Zie tabel 12 voor de meest geschikte loketten. Vooral Schiphol lijkt geschikt (30%), gevolgd door Den Haag (10%). De andere balies zijn samen voor 24% het meest geschikt voor geïnteresseerden. Tezamen lijkt een kleine twee derde meerderheid bediend door de huidige loketten. Voor deze respondenten (exclusief degenen die Schiphol kozen) is de gemiddelde reistijd te overzien (ruim 62% reist maximaal twee

(19)

uur naar het loket, dus 38% meer dan twee uur)3. We hebben in Meting 2 ook gevraagd naar de afstand voor hen tot het voor hen meest geschikte loket (ook weer exclusief degenen die Schiphol kozen). 42% woont maximaal 50 kilometer daar vandaan, 63% maximaal 200 kilometer. Daarnaast geven twee op de drie (van alle geïnteresseerden voor wie één van de loketten een geschikte optie is) aan dat ze meerdere keren per jaar in Nederland komen. Een kwart komt ongeveer één keer per jaar in Nederland, 9% eens in de paar jaar en 1 % nooit.
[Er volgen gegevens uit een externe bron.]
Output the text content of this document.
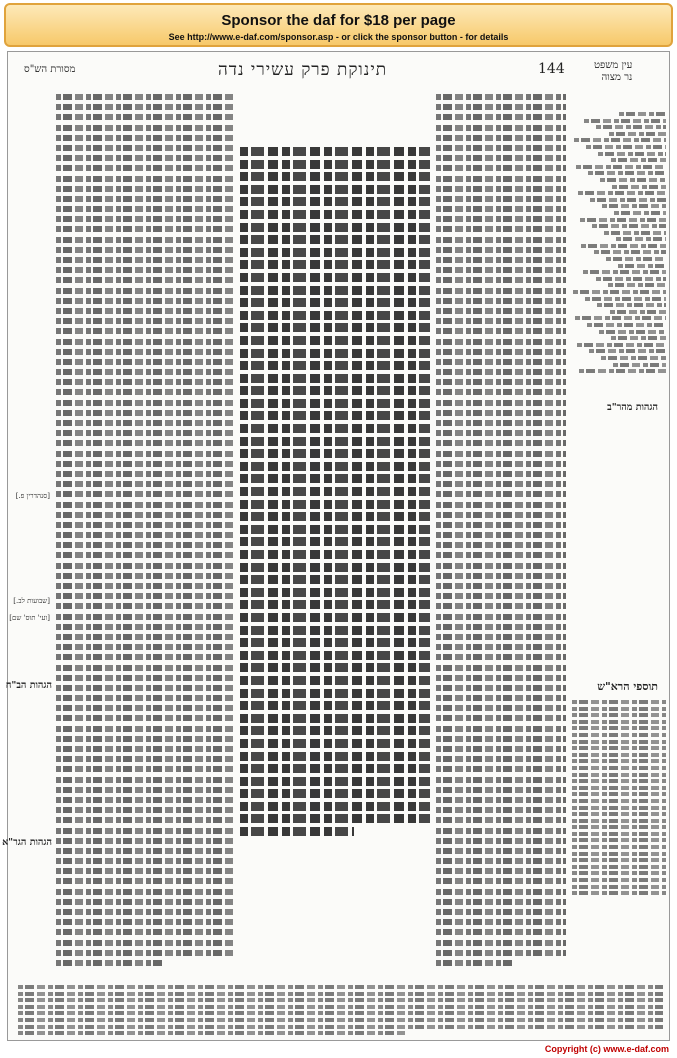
Sponsor the daf for $18 per page
See http://www.e-daf.com/sponsor.asp - or click the sponsor button - for details
מסורת הש"ס	תינוקת פרק עשירי נדה	144	עין משפט
נר מצוה
[סנהדרין פ.]
[שבועות לב.]
[ועי' תוס' שם]
הגהות הב"ח
הגהות הגר"א
הגהות מהר"ב
תוספי הרא"ש
Copyright (c) www.e-daf.com
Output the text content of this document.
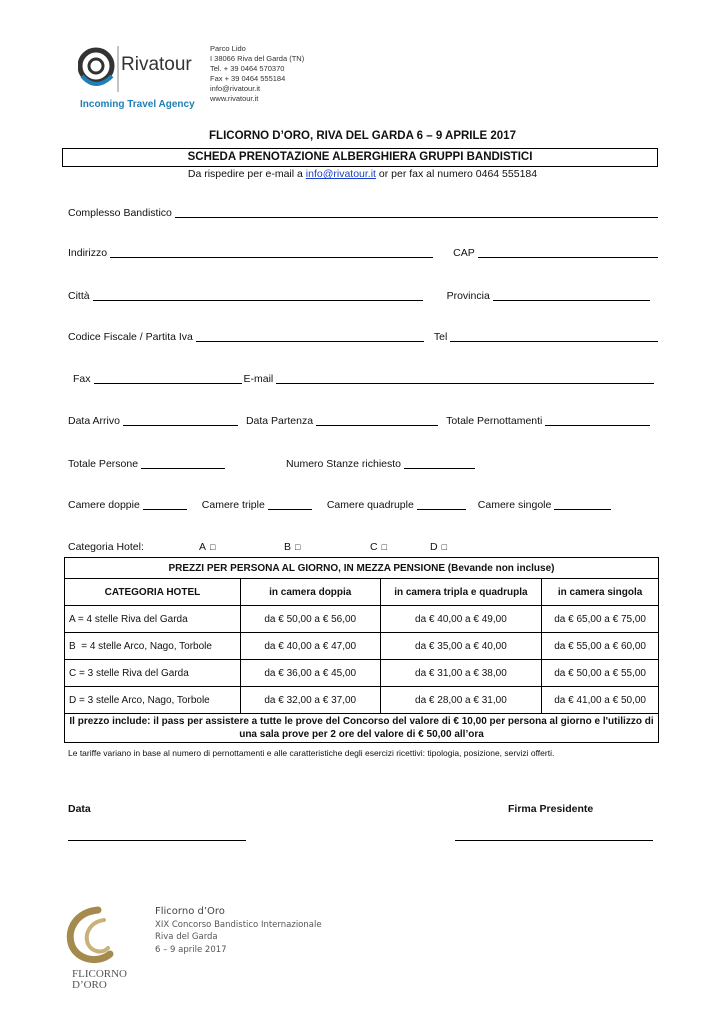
Rivatour
Incoming Travel Agency
Parco Lido
I 38066 Riva del Garda (TN)
Tel. + 39 0464 570370
Fax + 39 0464 555184
info@rivatour.it
www.rivatour.it
FLICORNO D’ORO, RIVA DEL GARDA 6 – 9 APRILE 2017
SCHEDA PRENOTAZIONE ALBERGHIERA GRUPPI BANDISTICI
Da rispedire per e-mail a info@rivatour.it or per fax al numero 0464 555184
Complesso Bandistico
Indirizzo	CAP
Città	Provincia
Codice Fiscale / Partita Iva	Tel
Fax	E-mail
Data Arrivo	Data Partenza	Totale Pernottamenti
Totale Persone	Numero Stanze richiesto
Camere doppie	Camere triple	Camere quadruple	Camere singole
Categoria Hotel:	A □	B □	C □	D □
PREZZI PER PERSONA AL GIORNO, IN MEZZA PENSIONE (Bevande non incluse)			
CATEGORIA HOTEL	in camera doppia	in camera tripla e quadrupla	in camera singola
A = 4 stelle Riva del Garda	da € 50,00 a € 56,00	da € 40,00 a € 49,00	da € 65,00 a € 75,00
B  = 4 stelle Arco, Nago, Torbole	da € 40,00 a € 47,00	da € 35,00 a € 40,00	da € 55,00 a € 60,00
C = 3 stelle Riva del Garda	da € 36,00 a € 45,00	da € 31,00 a € 38,00	da € 50,00 a € 55,00
D = 3 stelle Arco, Nago, Torbole	da € 32,00 a € 37,00	da € 28,00 a € 31,00	da € 41,00 a € 50,00

Il prezzo include: il pass per assistere a tutte le prove del Concorso del valore di € 10,00 per persona al giorno e l'utilizzo di
una sala prove per 2 ore del valore di € 50,00 all’ora			
Le tariffe variano in base al numero di pernottamenti e alle caratteristiche degli esercizi ricettivi: tipologia, posizione, servizi offerti.
Data	Firma Presidente
FLICORNO
D’ORO
Flicorno d’Oro
XIX Concorso Bandistico Internazionale
Riva del Garda
6 – 9 aprile 2017
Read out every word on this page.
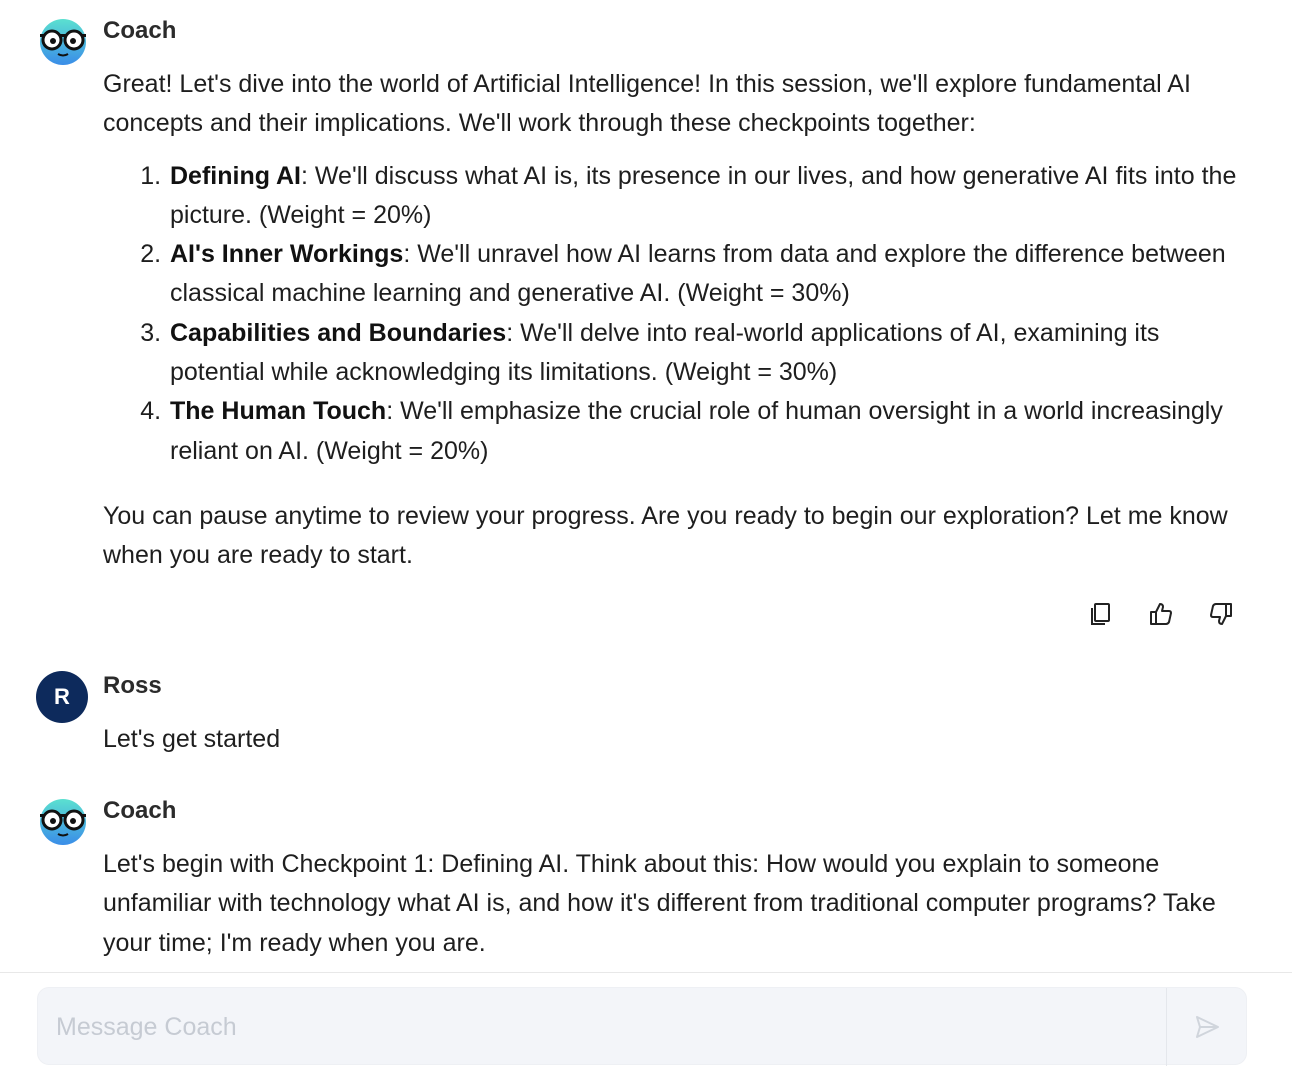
Coach

Great! Let's dive into the world of Artificial Intelligence! In this session, we'll explore fundamental AI concepts and their implications. We'll work through these checkpoints together:

1. Defining AI: We'll discuss what AI is, its presence in our lives, and how generative AI fits into the picture. (Weight = 20%)
2. AI's Inner Workings: We'll unravel how AI learns from data and explore the difference between classical machine learning and generative AI. (Weight = 30%)
3. Capabilities and Boundaries: We'll delve into real-world applications of AI, examining its potential while acknowledging its limitations. (Weight = 30%)
4. The Human Touch: We'll emphasize the crucial role of human oversight in a world increasingly reliant on AI. (Weight = 20%)

You can pause anytime to review your progress. Are you ready to begin our exploration? Let me know when you are ready to start.

R	Ross

Let's get started

Coach

Let's begin with Checkpoint 1: Defining AI. Think about this: How would you explain to someone unfamiliar with technology what AI is, and how it's different from traditional computer programs? Take your time; I'm ready when you are.

Message Coach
Voor een substantieel deel (36%) is geen van de locaties geschikt. In vrijwel alle gevallen is de afstand voor hen een te groot obstakel. Daarnaast komen velen niet of nauwelijks in Nederland (welk aandeel van deze groep is niet uitgevraagd).

Tabel 14 Meest geschikte uitgiftebalies voor niet-ingezetenen met behoefte aan DigiD

Balie Totaal (n = 629)

Schiphol 30%

Den Haag 10%

Maastricht 8%

Echt-Susteren 3%

Enschede 7%

Antwerpen 6%

Geen van allen 36%

In de huidige enquête is een vraag toegevoegd over geschikte diplomatieke posten.

Helaas is de routing voor deze vraag niet goed geweest, waardoor de vraag over de ambassades/consulaten-generaal niet aan iedereen gesteld is, maar slechts aan degenen die een van de huidige locaties geschikt vinden. Die groep is niet

representatief en we waren juist benieuwd naar de overige personen. Als we kijken naar de groep die Schiphol als meest gunstige locatie geven (en daarmee dus de groep met de grootste mondiale spreiding en wellicht het meest representatief), dan zijn de meest ideale posten die van Madrid (16,5%), Londen (8%), Bern en Parijs (beide 7%), Bangkok (6%) en Warschau (5%). De aantallen respondenten in deze groep zijn echter klein (n=85) voor harde conclusies. Bij de groep die een andere pilotlocatie het meest geschikt vond, worden de ambassades/consulaten in

Antwerpen (16%, waar dus al een uitgiftebalie is), Düsseldorf (14%), Madrid (10%), Londen en Bangkok (beide 4%) het meest genoemd.

4.4 Verwacht men een DigiD-buitenland aan te vragen?

Aan degenen voor wie de genoemde locaties geschikt zijn, is gevraagd op welke termijn men verwacht een DigiD-buitenland aan te gaan vragen. 55% verwacht dat binnen een jaar te doen, waarvan het merendeel binnen een half jaar.

Vervolgonderzoek zal uitwijzen of zij dit ook daadwerkelijk gaan doen. In de open antwoorden meldden meerdere respondenten dat ze erg blij zijn met de nieuwe mogelijkheden.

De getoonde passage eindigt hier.